Especially droll is the fact that the description in the user manual is wrong, in that the code shows that “hack” is tried before “rogue”.



[1] The difficulties involved in learning, using, and implementing PL/I led one programmer to pen this verse: IBM had a PL/I / Its syntax worse than JOSS / And everywhere this language went / It was a total loss. JOSS was an earlier language, also not noted for simplicity.

[2] “BCPL: A Tool for Compiler Writing and System Programming,” Martin Richards, Proc. AFIPS Spring Joint Computer Conference, 34 (1969), pp. 557-566. BCPL is not an acronym for the “Before C Programming Language”, though the name is a happy coincidence. It is the “Basic Combined Programming Lan-guage”—“basic” in the sense of “no frills”—and it was developed by a combined effort of researchers at London University and Cambridge University in England. A BCPL implementation was available on Multics.

[3] It was Michael who later expressed the hilariously ironic rule of thumb that “designing the system so that the manual will be as short as possible minimizes learning effort.” (Datamation, November 1981, p.146). Several comments come to mind, of which “Bwaa ha ha!” is probably the one that minimizes learning effort.

[4] The ANSI C Rationale (only) is available for free by anonymous ftp from the site ftp.uu.net, in directory /doc/standards/ansi/X3.159-1989/.

(If you’re not familiar with anonymous ftp, run, don’t walk, to your nearest bookstore and buy a book on Internet, before you become <insert lame driving metaphor of choice> on the Information Highway.) The Rationale has also been published as a book, ANSI C Rationale, New Jersey, Silicon Press, 1990. The ANSI C standard itself is not available by ftp anywhere because ANSI derives an important part of its rev-enue from the sale of printed standards.

[5] In paragraph 5.1.1.3, “Diagnostics”, if you must know. Being a language standard, it doesn’t say something simple like you’ve got to flag at least one error in an incorrect program.

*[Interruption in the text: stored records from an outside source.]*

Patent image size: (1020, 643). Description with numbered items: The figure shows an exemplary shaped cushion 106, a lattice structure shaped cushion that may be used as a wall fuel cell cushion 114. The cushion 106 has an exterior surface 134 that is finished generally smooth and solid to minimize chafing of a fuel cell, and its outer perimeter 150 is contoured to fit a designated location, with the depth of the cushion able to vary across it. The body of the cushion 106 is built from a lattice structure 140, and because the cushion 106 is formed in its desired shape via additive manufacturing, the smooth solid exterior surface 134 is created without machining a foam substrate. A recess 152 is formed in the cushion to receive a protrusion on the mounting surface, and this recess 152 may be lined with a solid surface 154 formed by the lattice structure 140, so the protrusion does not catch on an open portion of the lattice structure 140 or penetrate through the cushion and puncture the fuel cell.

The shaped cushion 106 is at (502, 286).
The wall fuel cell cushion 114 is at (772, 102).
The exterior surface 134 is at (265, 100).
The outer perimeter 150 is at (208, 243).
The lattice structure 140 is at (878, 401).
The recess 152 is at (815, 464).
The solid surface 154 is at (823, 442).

It says something grander that looks like it was drawn up by a team of corporate lawyers being paid by the word, namely, a conforming implementation shall [*] produce at least one diagnostic message (identified in an implementation-dependent manner) for every translation unit that contains a violation of any syntax rule or constraint. Diagnostic messages need not be produced in other circumstances.

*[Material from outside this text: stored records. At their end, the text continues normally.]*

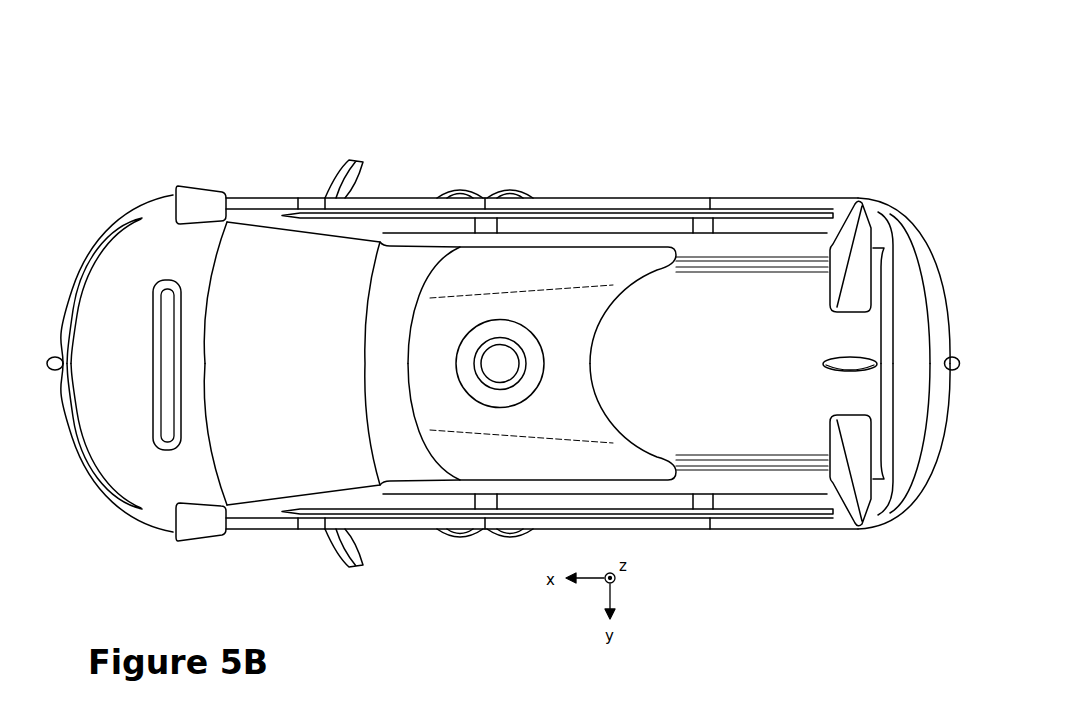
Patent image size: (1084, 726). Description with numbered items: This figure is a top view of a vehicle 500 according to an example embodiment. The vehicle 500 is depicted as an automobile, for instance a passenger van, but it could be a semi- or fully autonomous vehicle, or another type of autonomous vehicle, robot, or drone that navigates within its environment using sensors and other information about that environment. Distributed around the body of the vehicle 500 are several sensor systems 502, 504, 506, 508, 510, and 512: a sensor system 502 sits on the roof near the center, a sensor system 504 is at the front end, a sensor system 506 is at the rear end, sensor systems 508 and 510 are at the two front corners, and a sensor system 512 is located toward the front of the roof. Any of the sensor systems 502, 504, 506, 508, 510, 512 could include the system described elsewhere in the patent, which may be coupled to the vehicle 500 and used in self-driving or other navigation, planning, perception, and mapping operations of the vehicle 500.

The vehicle 500 is at (846, 124).
The sensor system 502 is at (510, 322).
The sensor system 504 is at (53, 352).
The sensor system 506 is at (953, 355).
The sensor system 508 is at (184, 186).
The sensor system 510 is at (184, 541).
The sensor system 512 is at (409, 372).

[5*] Useful rule from Brian Scearce [†] —if you hear a programmer say “shall” he or she is quoting from a standard.

[5*†] Inventor of the nested footnote.

[6] The New Hacker’s Dictionary defines a language lawyer as “a person who will show you the five sentences scattered through a 200-plus-page manual that together imply the answer to your question ‘if only you had thought to look there.’” Yep! That’s exactly what happened in this case.

[7] The Elements of Programming Style, Kernighan (yes, that Kernighan) and Plauger, New York, McGraw-Hill, 1978. A thundering good read, credible plot, great little book—buy it, read it, live it!